Sensing the markings of a proper business coming together, Howe turned his attention to cold calling and traveling to trade shows over the next year. The process, however, proved to be one of the most harrowing experiences of his entrepreneurial journey.
“Cold calling was free and I had plenty of time,” Howe said. “Anyone who has made cold calls knows it can be discouraging. The idea of starting a business was extremely exciting, but my initial sales proved to be more difficult than I thought it would be.”
In its first year, MRIAudio posted just $40,000 in revenue. At that point, Howe had little to no established clientele or feedback to gauge whether or not his efforts would come good.
“I spent almost all my time in my first year in business making cold calls. There was so much uncertainty whether MRIaudio would be successful, or whether I was wasting my time. I didn’t know if I priced the equipment properly, I believed I had designed a good product, but that wasn’t confirmed by any customers,” Howe said. “I had faith it MRIaudio would be successful, but I was so discouraged at times that I felt like giving up.”
Howe attributes many of his hardships to the intrinsic difficulties of ‘bootstrapping’ or starting a company without any outside investment or venture capital.
“In a lot of ways bootstrapping is a harder road,” he said. “If an investor would have offered me money when I first started, I probably would have taken it, although I would have regretted it now.”
The entrepreneur says there are plenty of upsides to bootstrapping, although he admits that the perks aren’t necessarily immediately clear.

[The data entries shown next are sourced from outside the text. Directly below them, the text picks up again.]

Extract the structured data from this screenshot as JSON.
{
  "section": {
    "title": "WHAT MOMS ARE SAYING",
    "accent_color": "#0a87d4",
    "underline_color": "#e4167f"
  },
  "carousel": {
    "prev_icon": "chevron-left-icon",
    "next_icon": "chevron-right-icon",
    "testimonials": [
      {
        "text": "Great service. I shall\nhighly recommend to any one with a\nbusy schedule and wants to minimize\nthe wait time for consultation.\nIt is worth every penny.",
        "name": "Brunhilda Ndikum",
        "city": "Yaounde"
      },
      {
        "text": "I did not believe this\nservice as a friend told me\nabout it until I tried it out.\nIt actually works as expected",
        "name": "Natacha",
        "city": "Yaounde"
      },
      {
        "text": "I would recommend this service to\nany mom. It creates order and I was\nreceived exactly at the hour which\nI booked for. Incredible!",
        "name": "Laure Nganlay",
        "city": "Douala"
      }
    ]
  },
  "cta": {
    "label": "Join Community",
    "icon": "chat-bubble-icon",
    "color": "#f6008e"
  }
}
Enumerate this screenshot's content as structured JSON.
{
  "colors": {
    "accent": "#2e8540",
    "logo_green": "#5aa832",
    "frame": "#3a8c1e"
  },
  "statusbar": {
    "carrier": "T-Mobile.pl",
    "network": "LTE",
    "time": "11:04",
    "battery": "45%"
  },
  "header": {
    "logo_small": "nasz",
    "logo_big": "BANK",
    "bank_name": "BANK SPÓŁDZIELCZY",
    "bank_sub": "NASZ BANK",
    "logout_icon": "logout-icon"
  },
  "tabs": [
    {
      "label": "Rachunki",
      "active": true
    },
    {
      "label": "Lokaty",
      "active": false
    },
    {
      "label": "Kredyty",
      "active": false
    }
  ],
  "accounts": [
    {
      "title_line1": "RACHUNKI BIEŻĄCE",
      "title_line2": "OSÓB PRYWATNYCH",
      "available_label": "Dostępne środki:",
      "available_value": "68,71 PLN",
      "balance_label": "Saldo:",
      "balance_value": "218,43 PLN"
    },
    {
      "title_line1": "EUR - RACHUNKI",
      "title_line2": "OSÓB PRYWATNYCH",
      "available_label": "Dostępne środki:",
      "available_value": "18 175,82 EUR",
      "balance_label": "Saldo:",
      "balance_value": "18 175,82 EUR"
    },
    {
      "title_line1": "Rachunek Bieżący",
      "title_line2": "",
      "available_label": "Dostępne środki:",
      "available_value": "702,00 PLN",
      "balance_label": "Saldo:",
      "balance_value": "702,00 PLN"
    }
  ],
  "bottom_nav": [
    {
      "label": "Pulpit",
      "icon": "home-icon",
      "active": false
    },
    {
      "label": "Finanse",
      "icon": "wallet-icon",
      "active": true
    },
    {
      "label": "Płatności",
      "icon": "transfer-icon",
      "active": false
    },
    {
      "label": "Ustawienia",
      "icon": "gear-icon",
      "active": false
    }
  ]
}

“When you bootstrap you don’t have money to do all the things that you want to grow your business,” Howe said. “You carefully have to decide what is absolutely necessary and allocate your money to that cause. Because of this, I probably didn’t waste as much money as I would have had an investor given me $100,000.”
Living at his parents’ home also left Howe with fewer financial obligations, which created easier conditions for him to bootstrap MRIAudio. Now living independently, Howe admits that having investors would go a long way in terms of being able to have steady income if he started another business now.
Still, Howe swears by the financial liberation of forgoing venture capital.
“If you can get through the growing pains of starting a company organically, bootstrapping is a beautiful thing,” he said. “You don’t owe anyone anything, you don’t have a board to report to, so you can focus on long-term strategy instead of worrying about short-term earnings.”
With just over a decade worth of experience building MRIAudio in the rearview mirror, Howe offered a word of advice for the next entrepreneurs.
“Nothing is ever as good or as bad as it seems,” he said. “There were a few times where I thought I was going to be an overnight millionaire, that did not happen.”
Howe likened his journey to a steady upward trend with lots of ups and downs. “Most of the time things aren’t as bad as they seem,” he said.
The founder encountered his own fair share of bloopers, each seeming just as catastrophic at the time.
“I had this idea for these electrostatic headphones that were MRI compatible. I thought these were going to revolutionize the industry and invested most of my money into them,” Howe said.
When the move didn’t pay off, he was initially gutted. “They didn’t work at all, but it wasn’t the end of the world, I got through it.”
Howe also recounted a test run for an MRIAudio-compatible microphone that would let MRI technologists speak to patients.
“Unfortunately, on very rare occasions the microphone became live without being triggered,” he said. “This led to a few patients hearing the MRI techs saying things that they weren’t supposed to hear.”
Howe was horrified. “I immediately resolved the issue but at first, I thought my business venture was over,” he said.
Howe says that similar potholes will always come up, but that it’s important to continue to plow through. The entrepreneur invoked his own journey from humble beginnings and overcoming roadblocks to that point.
“Problems usually aren’t as bad as they seem. You can work through them and find a solution and learn a lot in doing so.”